[openstack-dev] [Ceilometer][Metering] Metadata on Meter table - use cases from StackTach ...
Sandy Walsh
sandy.walsh at rackspace.com
Wed Jan 30 14:56:53 UTC 2013
On 01/30/2013 10:39 AM, Julien Danjou wrote:
> On Wed, Jan 30 2013, Sandy Walsh wrote:
>
>> I don't understand the difference? Metering assumes archiving. If any
>> company with SEC requirements wants to use Ceilometer for billing, for
>> example, they'll have to store 90+ days of data.
>>
>> Can you elaborate on the ceilometer mandate?
>
> Notifications aren't all about metering. Actually, they are called
> "notifications", not "meters". Things would be different if
> Nova/Glance/etc would emit directly meters, for example (hint hint).
>
> Remember that Ceilometer is also providing an API endpoint to be
> queried, and what it stores via its `collector' is directly made to be
> used via its API.
> So the essence of the collector service is to treat and transform
> notifications into meters. To do metering.
>
> Now, if what you want is to archive all notifications and build meters
> From that, there's a couple of solution, based on and around Ceilometer,
> but I don't think Ceilometer is going to be enough.
>
> For example, you could have a smaller project just listening to
> notifications and storing them in a databse like StackTach does, and
> move the metering part into Ceilometer.
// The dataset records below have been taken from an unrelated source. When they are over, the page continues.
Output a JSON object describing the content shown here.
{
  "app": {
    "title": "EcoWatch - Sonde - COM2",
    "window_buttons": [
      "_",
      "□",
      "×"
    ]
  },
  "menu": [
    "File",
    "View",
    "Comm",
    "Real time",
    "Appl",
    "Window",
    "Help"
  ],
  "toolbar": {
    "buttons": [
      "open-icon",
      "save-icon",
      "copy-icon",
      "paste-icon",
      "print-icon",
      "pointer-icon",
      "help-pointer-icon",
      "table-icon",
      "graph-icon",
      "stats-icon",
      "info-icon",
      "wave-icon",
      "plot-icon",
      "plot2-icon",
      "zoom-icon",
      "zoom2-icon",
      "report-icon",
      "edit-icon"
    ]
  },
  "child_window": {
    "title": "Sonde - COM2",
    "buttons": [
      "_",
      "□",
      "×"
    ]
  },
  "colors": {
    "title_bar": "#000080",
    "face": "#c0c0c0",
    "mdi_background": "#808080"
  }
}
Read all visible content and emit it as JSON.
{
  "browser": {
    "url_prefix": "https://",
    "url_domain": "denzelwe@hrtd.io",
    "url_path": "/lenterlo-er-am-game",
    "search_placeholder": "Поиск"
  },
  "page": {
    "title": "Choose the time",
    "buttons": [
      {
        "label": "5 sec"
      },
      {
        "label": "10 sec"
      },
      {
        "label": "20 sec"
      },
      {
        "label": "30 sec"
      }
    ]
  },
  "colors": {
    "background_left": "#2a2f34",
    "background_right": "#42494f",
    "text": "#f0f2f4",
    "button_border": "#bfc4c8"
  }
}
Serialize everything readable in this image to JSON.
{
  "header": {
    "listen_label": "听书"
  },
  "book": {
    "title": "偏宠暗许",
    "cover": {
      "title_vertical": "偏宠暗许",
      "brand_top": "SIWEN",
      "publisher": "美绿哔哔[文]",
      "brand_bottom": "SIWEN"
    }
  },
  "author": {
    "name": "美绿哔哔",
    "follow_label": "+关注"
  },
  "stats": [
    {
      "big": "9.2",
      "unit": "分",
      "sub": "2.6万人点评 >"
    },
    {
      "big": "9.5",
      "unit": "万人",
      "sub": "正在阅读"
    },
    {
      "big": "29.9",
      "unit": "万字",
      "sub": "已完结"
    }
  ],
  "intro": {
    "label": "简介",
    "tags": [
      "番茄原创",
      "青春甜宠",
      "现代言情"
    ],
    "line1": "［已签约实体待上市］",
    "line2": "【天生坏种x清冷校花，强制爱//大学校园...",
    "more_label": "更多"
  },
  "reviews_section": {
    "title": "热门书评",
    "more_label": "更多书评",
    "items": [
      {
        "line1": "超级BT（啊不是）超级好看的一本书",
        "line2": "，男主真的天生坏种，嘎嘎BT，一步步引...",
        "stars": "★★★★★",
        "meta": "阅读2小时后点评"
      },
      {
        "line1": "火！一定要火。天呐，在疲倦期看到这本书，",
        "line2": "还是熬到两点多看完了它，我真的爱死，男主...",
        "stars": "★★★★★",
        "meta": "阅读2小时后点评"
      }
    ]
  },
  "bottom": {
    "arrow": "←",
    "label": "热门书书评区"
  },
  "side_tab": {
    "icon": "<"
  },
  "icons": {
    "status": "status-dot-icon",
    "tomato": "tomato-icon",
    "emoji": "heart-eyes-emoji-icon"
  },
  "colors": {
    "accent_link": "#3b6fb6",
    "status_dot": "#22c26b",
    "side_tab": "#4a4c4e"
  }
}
> Or you could write a driver notifier storing directly the notification
> into a database actually, I guess that depends on what you want to
> achieve.
>
> But Ceilometer itself has no use of the raw notificatins once it has
> transformed them into meters.
Actually ... what if the json payload of the raw event was stored as
metadata on a Meter?
Is that permitted in Ceilometer?
If so, this gets us back to a bigger and more interesting question:
If we go with Metadata table + a Meter table we would have to index both
the Key and Value columns of the Metadata table.
For example:
Some metadata might be:
"event_name" : "compute.instance.run_instance" and
"request_id" : "xxxx-xxxx-xxxx-xxxx"
And we would want to see all <Foo> meters for request_id = 'xxxx-" and
event_name = "...."
Having something in Metadata other than primitive data types would
result in a storage nightmare.
Which also brings up the point about storing multiple types in the Value
column under SQL (no-sql is fine). It would have to be a tagged union /
variant record to say which value is being used:
Metadata
+ key : string
+ data_type : enum
+ integer_value : int
+ float_value : float
+ string_value : string
+ datetime_value : datetime
+ blob_value : memo
...
So, I guess we could apply indices only the meaningful data type columns.
Not sure how that would work with no-sql?